I've practiced kenpo for fifteen years. I teach martial arts, self defense, sports combat, and street fighting. I love karate. It's where it's at. I keep journals of my training and practice. I keep journals of my techniques and all the classes I teach. I have a library of over a hundred martial arts books that I turn to for inspiration and study. I started in martial arts because it seemed cool. I'm still in it because it's the coolest effing thing in the world. I'm only a beginner, but I will try to walk the path.

I love karate. My practice of it has come to define my entire adult life to this point. It is the thing that I do. My brother is a drummer. My wife is a cosmetologist. I am a karate man. Everything else is a dream.


-Rob
 
Mine is a story of childhood exuberance. I was a kid of 5 years old and already obsessed with Batman because I claimed the lot of my father's comics. I didn't know the difference between karate, kung fu, ninjutsu or any martial art, but I wanted to learn what Batman does. Luckily my prep school started an after school karate program that I joined.

The after school program became a team, the team started competeing and winning and before I knew it I'm 30 years old and still with the same Sensei ... though there was a long separation after breaking my knee in training then moving in the same summer at 16. Next thing I knew it was a new high school, then college, then work. After a while you start gravitating to your comfort zone again. I did try other styles, Choi Kwang Do, Bujinkan, but I realized I just love karate above all. I have not graded in a little over 6 years and I'm really not interested in it because I think further up is just a formality, I think I have a good handle on Seido Karate.
 
My interest in martial arts came when I was about six and saw a Chuck Norris movie on TV with my Dad. I was fascinated and hooked by the idea of being able to fight with hands and feet. After that point, just about anything that had karate in it I thought was cool.

Fast forward to age 15, I was still interested. I had gotten some books out of the library and took copious notes and practiced what I could, unsupervised of course. My primary interest was in equalizing the size difference between me and those who were, on occasion, my antagonizers...in short, I wanted to kick their ***.

Shortly after starting, I wanted to be able to fight...then I only wanted to be able to defend myself with excessive force...
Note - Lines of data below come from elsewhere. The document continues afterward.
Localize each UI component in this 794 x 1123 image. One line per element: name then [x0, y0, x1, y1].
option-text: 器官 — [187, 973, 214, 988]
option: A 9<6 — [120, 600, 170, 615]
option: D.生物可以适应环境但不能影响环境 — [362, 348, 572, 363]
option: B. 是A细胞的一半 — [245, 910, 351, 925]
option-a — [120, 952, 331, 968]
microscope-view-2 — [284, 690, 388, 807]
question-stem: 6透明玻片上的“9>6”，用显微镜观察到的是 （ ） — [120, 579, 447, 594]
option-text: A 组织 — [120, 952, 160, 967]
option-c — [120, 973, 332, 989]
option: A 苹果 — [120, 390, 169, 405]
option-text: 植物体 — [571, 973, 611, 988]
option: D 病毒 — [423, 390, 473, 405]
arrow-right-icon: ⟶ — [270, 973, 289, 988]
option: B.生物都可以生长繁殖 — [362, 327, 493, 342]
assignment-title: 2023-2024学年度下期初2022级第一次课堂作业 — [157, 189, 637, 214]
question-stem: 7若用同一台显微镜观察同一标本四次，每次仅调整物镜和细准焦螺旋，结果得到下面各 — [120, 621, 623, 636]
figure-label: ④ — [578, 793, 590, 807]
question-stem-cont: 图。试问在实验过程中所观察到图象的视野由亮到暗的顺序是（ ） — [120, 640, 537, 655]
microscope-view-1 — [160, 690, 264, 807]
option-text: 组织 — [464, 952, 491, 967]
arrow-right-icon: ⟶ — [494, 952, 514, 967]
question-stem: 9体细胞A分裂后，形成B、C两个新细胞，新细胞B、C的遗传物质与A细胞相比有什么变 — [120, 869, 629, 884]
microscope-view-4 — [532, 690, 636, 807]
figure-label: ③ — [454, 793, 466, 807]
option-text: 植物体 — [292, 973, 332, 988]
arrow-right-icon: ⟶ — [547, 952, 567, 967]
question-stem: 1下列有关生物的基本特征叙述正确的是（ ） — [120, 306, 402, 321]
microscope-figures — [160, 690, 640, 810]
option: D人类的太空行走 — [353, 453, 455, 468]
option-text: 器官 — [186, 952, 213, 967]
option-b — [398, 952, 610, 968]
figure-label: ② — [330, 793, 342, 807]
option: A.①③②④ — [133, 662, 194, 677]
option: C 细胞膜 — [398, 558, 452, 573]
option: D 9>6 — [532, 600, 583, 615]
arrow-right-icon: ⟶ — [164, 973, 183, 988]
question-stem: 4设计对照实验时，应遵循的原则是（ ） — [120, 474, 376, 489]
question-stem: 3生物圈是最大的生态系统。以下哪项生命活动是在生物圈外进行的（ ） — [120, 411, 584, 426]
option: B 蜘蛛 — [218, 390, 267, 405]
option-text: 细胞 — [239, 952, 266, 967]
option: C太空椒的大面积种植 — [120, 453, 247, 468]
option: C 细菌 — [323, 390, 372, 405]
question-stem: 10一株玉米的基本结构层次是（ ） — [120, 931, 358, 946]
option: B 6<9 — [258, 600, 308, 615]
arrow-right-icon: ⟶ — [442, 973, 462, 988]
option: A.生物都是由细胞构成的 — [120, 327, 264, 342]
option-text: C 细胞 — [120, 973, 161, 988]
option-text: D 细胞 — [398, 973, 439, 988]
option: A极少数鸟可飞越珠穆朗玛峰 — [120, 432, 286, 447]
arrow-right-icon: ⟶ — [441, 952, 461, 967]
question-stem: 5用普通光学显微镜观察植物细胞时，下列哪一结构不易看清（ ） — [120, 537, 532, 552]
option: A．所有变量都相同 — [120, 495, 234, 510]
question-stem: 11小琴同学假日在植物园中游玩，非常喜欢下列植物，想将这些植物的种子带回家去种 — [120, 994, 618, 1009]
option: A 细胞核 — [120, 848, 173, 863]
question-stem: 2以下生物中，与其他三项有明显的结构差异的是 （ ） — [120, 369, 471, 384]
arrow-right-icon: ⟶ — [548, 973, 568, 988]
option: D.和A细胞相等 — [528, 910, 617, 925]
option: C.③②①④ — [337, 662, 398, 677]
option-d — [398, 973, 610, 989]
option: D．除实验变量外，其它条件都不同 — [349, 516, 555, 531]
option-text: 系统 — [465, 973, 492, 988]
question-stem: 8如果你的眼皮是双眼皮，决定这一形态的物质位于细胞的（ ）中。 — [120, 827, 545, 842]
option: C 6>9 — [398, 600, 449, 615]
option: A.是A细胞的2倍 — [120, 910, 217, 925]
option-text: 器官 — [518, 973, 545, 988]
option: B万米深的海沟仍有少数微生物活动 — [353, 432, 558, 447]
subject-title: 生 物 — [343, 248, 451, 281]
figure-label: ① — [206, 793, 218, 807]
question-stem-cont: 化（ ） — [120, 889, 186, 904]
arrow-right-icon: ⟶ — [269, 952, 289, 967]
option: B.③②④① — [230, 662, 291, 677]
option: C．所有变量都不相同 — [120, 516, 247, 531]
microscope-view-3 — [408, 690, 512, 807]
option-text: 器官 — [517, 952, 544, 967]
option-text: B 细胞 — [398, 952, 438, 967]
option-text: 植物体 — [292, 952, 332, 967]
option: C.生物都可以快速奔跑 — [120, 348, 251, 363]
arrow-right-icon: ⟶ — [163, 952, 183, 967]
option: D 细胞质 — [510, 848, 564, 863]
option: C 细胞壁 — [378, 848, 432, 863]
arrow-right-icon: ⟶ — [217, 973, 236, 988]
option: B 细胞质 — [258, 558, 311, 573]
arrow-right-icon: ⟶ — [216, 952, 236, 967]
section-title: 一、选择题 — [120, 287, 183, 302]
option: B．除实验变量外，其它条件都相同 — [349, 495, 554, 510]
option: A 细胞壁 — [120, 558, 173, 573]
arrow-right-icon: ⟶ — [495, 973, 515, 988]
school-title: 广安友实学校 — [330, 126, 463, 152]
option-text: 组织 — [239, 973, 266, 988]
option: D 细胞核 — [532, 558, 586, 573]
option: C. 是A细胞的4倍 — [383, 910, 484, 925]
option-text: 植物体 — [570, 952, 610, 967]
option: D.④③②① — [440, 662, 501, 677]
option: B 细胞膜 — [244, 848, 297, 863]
Now as I look back, my desire is to share my art and live peacefully. If I can't live peacefully, then I wish to kick *** well.
 
When I first started as a freshman in college at 17, I had been the victim of bullying all through high school. I wanted to learn to stomp a mudhole in somebody's *** if they gave me a bad time. Along the way and over the years, I've learned how to do that, but much more importantly, I've learned how to NOT do that.